Congratulations, Dr. Patris!
I participated today in the successful Ph.D. defense of Nikolas Patris, a student of my newly-tenured colleague Ioannis Panageas. Nikolas has been working on problems of learning Nash equilibria of games and more generally finding saddle points of smooth functions, a crossover area between theoretical computer science and machine learning. His results are theoretical but his papers on them are in machine learning conferences:
- “Exponential Lower Bounds for Fictitious Play in Potential Games”, NeurIPS 2023, arXiv:2310.02387
- “Computing Nash Equilibria in Potential Games with Private Uncoupled Constraints”, AAAI 2024, arXiv:2402.07797
- “Learning Nash Equilibria in Rank-1 Games”, ICLR 2024
- “Improved Bounds for Online Facility Location with Predictions”, AAAI 2025
- “(Doubly) Exponential Lower Bounds for Follow the Regularized Leader in Potential Games”, ICML 2026, arXiv:2601.23248
The main theme of his thesis and defense was that games can have a nice structure and still not be efficiently learnable. He started with a positive result from ICLR 2024: if the difference of the two payoff matrices of a two-player game has rank one, then the problem of finding an approximate equilibrium strategy can be reduced to a one-dimensional search over a parameterized family of zero-sum games, and approximately solved in very few iterations by an algorithm that alternates between trying to learn how to play one of these zero-sum games, and adjusting the parameter to find a game in the parameterized family that more accurately approximates the rank-one game the algorithm is really trying to solve. Rank zero is just the case of zero-sum games themselves, and for rank two it is already \(\mathsf{PPAD}\)-complete to find an equilibrium.
Next in the defense, he discussed exponential lower bounds for certain game-learning strategies. He started with cooperative games in which both players have equal payoffs; in these it is trivial to find the right strategy from a game matrix but it is still interesting to understand how quickly one can converge using simple iterative methods that do not know the matrix explicitly. He started with fictitious play in which each player chooses the move that would have the best average payoff against the previous move history. In work from NeurIPS 2023, using a game matrix containing a hidden spiral path of improving payoffs, he showed that this strategy takes factorial time to make each successive step along the path and therefore factorial time (in the number of game options) to converge to an approximately-optimal strategy. He summarized this idea, that averaging the entire past history produces a significant slowdown in convergence time, as “history creates inertia”. The same factorial slowdown also applies to “follow the regularized leader”, a family of learning algorithms with smoother dynamics that involve mixed rather than pure game strategies (ICML 2026).

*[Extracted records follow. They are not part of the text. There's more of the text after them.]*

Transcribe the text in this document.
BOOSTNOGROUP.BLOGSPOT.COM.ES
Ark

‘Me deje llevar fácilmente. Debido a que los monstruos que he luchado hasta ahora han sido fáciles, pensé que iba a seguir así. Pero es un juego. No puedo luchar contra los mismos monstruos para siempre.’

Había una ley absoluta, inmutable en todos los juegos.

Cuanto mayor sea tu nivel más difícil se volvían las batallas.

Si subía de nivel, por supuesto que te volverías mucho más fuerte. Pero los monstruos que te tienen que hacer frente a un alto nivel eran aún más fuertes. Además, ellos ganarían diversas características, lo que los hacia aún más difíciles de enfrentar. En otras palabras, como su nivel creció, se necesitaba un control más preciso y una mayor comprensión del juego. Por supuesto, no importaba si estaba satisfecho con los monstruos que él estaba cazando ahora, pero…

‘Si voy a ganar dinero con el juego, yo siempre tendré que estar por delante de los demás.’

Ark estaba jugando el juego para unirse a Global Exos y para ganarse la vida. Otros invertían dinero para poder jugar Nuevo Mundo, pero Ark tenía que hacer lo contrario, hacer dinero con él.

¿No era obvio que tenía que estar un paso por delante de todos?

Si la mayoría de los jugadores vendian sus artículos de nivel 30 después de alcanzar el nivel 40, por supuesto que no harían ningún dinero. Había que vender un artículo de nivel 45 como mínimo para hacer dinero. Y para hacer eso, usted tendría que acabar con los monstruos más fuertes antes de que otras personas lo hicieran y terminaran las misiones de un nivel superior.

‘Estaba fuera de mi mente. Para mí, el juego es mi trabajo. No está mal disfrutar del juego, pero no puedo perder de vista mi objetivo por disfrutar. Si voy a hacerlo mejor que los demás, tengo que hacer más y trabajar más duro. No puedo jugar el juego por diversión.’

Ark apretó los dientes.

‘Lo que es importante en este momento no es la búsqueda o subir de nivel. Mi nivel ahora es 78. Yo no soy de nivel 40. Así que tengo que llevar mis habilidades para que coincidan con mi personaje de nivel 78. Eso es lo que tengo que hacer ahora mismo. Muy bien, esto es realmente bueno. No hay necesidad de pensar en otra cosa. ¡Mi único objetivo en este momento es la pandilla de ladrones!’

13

In \(n\)-player games with two options per player, the slowdown is even worse. Here, the two-dimensional payoff matrix of a symmetric two-player game is replaced by a hypercube of payoffs (with equal payoffs to all players) with a dimension for the two choices of each player. Instead of a spiral path, Nikolas observed that a hidden path of improving payoffs could be realized using a solution to the “snake in the box problem”, asking for the longest induced path in a hypercube. Solutions to this problem, for an \(n\)-dimensional hypercube, have length \(\Omega(2^n)\), although the optimal constant of proportionality remains unknown. Plugging in the factorial slowdown for each step along the path, for both fictitious play and follow the regularized leader, gives a doubly exponential lower bound on the convergence time (ICML 2026). However, here the multidimensional payoff matrix has exponential size, so the slowdown is only singly exponential in the description complexity of the game instance. This motivates an interesting and unsolved variation of the snake-in-the-box problem: is it possible to find an exponentially long induced path in the hypercube so that determining whether a hypercube vertex is on the path, and if so how far along the path it lies, can be computed in polynomial time? If so it would give a concisely-represented multiplayer game with convergence time doubly exponential in the representation size.
Even more generally, he considered follow the regularized leader as a method for finding saddle points of smooth functions and showed that, in this general context, it does not even reach stationarity.
Nikolas has still not settled on what to do next; he has a good postdoc offer but also has some conflicting geographic constraints. Regardless, he has produced a strong dissertation, and I was especially impressed at how clearly he explained these concepts that were in many cases not very familiar to me. Congratulations, Nikolas, and also, congratulations, Ioannis!